F.P. Auvergne-Rhône-Alpes est effectivement la région qui s'illustre le plus grâce à six projets de Serm sur les 24 territoires labellisés. Avec près de 6 millions d'habitants potentiellement concernés, l'attente est immense. Le conseil régional a déjà délibéré sur quatre de ces projets et les deux restants, ceux de Chambéry et d'Annecy, seront étudiés dans les prochains mois. Évidemment, chaque projet est différent et ne doit pas être appréhendé de la même manière. Cette somme du CPER sera consacrée aux études de préfiguration, car l'investissement pour ces projets se chiffre en milliards d'euros ! Est-ce qu'ils pourront tous être menés en même temps et avec le même degré de priorité ? À l'évidence, non. Est-ce qu'il y a des financements suffisants ? Non plus. Comme toutes les collectivités concernées par ces projets, nous attendons la conférence des financeurs, qui a été reportée en raison de la dissolution de l'Assemblée nationale, pour pouvoir y voir plus clair.

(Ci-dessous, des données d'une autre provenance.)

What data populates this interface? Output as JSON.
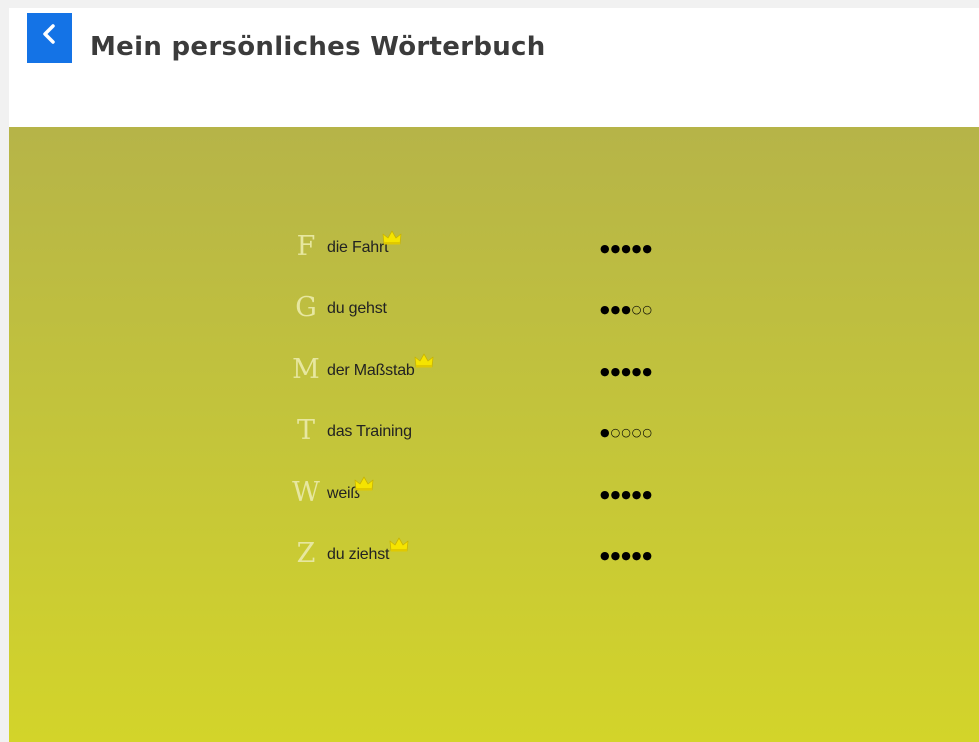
{
  "header": {
    "title": "Mein persönliches Wörterbuch",
    "back_icon": "chevron-left-icon",
    "accent_color": "#1473e6"
  },
  "words": [
    {
      "letter": "F",
      "word": "die Fahrt",
      "crown": true,
      "level": 5,
      "max_level": 5,
      "dots": "●●●●●"
    },
    {
      "letter": "G",
      "word": "du gehst",
      "crown": false,
      "level": 3,
      "max_level": 5,
      "dots": "●●●○○"
    },
    {
      "letter": "M",
      "word": "der Maßstab",
      "crown": true,
      "level": 5,
      "max_level": 5,
      "dots": "●●●●●"
    },
    {
      "letter": "T",
      "word": "das Training",
      "crown": false,
      "level": 1,
      "max_level": 5,
      "dots": "●○○○○"
    },
    {
      "letter": "W",
      "word": "weiß",
      "crown": true,
      "level": 5,
      "max_level": 5,
      "dots": "●●●●●"
    },
    {
      "letter": "Z",
      "word": "du ziehst",
      "crown": true,
      "level": 5,
      "max_level": 5,
      "dots": "●●●●●"
    }
  ],
  "colors": {
    "background_top": "#b6b448",
    "background_bottom": "#d3d42a",
    "crown": "#f5e400"
  }
}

En matière d'aménagement du territoire, pourquoi refusez-vous toujours de créer une conférence régionale sur l'objectif ZAN et comment intégrer la réduction de consommation foncière sans normes contraignantes ?

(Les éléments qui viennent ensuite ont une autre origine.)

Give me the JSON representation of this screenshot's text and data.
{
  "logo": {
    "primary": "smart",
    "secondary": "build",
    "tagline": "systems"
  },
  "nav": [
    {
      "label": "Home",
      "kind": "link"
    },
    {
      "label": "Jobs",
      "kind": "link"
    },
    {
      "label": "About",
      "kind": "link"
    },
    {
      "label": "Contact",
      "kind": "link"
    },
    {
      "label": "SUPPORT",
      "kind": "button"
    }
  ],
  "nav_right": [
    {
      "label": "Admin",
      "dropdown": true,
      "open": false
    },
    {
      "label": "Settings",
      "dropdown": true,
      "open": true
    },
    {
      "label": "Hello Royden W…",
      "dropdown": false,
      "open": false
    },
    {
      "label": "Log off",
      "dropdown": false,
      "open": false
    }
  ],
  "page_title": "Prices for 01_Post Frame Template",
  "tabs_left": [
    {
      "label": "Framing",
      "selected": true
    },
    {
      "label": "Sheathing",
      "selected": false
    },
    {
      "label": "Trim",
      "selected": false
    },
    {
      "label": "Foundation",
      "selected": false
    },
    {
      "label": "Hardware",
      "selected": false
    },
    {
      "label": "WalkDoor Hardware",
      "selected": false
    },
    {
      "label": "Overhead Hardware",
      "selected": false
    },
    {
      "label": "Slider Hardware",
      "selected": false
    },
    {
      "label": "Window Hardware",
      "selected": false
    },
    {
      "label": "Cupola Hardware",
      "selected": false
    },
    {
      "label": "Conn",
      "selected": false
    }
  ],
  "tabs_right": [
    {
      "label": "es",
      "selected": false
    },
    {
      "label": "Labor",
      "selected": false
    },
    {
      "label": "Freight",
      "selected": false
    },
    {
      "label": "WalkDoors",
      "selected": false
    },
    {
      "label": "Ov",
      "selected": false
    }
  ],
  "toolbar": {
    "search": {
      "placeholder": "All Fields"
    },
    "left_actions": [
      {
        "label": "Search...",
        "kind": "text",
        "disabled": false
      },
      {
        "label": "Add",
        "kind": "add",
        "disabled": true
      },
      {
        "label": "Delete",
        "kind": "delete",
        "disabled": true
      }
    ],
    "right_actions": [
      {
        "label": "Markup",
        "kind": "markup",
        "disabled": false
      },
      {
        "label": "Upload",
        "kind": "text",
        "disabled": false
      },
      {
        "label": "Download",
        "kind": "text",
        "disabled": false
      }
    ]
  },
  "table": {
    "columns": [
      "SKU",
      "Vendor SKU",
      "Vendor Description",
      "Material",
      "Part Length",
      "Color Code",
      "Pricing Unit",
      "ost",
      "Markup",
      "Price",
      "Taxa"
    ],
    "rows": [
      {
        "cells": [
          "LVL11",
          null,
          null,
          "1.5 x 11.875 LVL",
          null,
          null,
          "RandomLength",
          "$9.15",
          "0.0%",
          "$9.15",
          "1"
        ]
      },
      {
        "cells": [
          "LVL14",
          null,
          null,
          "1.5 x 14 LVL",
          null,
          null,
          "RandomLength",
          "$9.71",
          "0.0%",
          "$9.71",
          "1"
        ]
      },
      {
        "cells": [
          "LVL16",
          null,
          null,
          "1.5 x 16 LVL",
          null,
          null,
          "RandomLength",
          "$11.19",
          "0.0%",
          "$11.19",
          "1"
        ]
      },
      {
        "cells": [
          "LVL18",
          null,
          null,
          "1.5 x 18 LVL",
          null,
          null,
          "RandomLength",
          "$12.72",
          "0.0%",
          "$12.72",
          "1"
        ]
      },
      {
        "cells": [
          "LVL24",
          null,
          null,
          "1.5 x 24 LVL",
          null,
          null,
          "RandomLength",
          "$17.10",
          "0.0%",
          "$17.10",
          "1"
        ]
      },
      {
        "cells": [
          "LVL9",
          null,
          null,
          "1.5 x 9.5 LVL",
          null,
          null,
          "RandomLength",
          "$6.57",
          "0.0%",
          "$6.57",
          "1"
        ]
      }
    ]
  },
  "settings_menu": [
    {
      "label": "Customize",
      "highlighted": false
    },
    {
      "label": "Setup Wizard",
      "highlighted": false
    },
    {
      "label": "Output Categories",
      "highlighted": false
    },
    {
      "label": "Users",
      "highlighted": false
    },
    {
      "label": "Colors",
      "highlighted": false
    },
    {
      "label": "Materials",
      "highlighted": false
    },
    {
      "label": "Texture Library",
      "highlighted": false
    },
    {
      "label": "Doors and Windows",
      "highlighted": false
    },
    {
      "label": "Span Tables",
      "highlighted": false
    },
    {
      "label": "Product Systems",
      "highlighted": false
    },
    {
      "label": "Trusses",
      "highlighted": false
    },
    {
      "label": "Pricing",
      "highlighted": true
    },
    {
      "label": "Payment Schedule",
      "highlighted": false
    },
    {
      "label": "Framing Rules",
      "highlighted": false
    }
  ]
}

F.P. Comme la moitié des communes d'Auvergne-Rhône-Alpes qui ont pris un engagement écrit à ce sujet, nous pensons que l'objectif ZAN est binaire, définitif et absolu. C'est une mauvaise loi et elle n'est pas entendable sur notre territoire. L'aménagement du territoire n'est pas quelque chose de figé. Comment pouvons-nous imaginer créer des dynamiques d'emplois et de création de richesses en mettant le foncier sous cloche ? Il faut pouvoir continuer de recevoir des acteurs économiques dans leur diversité, y compris ceux de grande ampleur, si nous voulons rester une région de relocalisation industrielle. Mais je n'oublie pas que j'étais, il y a encore quelques mois, le vice-président de la Région en charge de l'agriculture, qui nécessite, elle aussi, du foncier. Le monde agricole n'est d'ailleurs pas favorable non plus à cette loi, car tout le monde a bien compris que régler les curseurs depuis Paris va freiner la dynamique des territoires. Je crois que nous sommes suffisamment grands, avec nos outils d'urbanisme - Sraddet, SCoT et PLU - pour être capables de fixer nos objectifs et de ne pas « tartiner » des aménagements partout. Le Sénat et le gouvernement Barnier l'avaient bien compris. La loi Trace repose davantage sur des trajectoires que sur des dates couperet. J'attends du gouvernement Bayrou qu'il poursuive dans cette direction.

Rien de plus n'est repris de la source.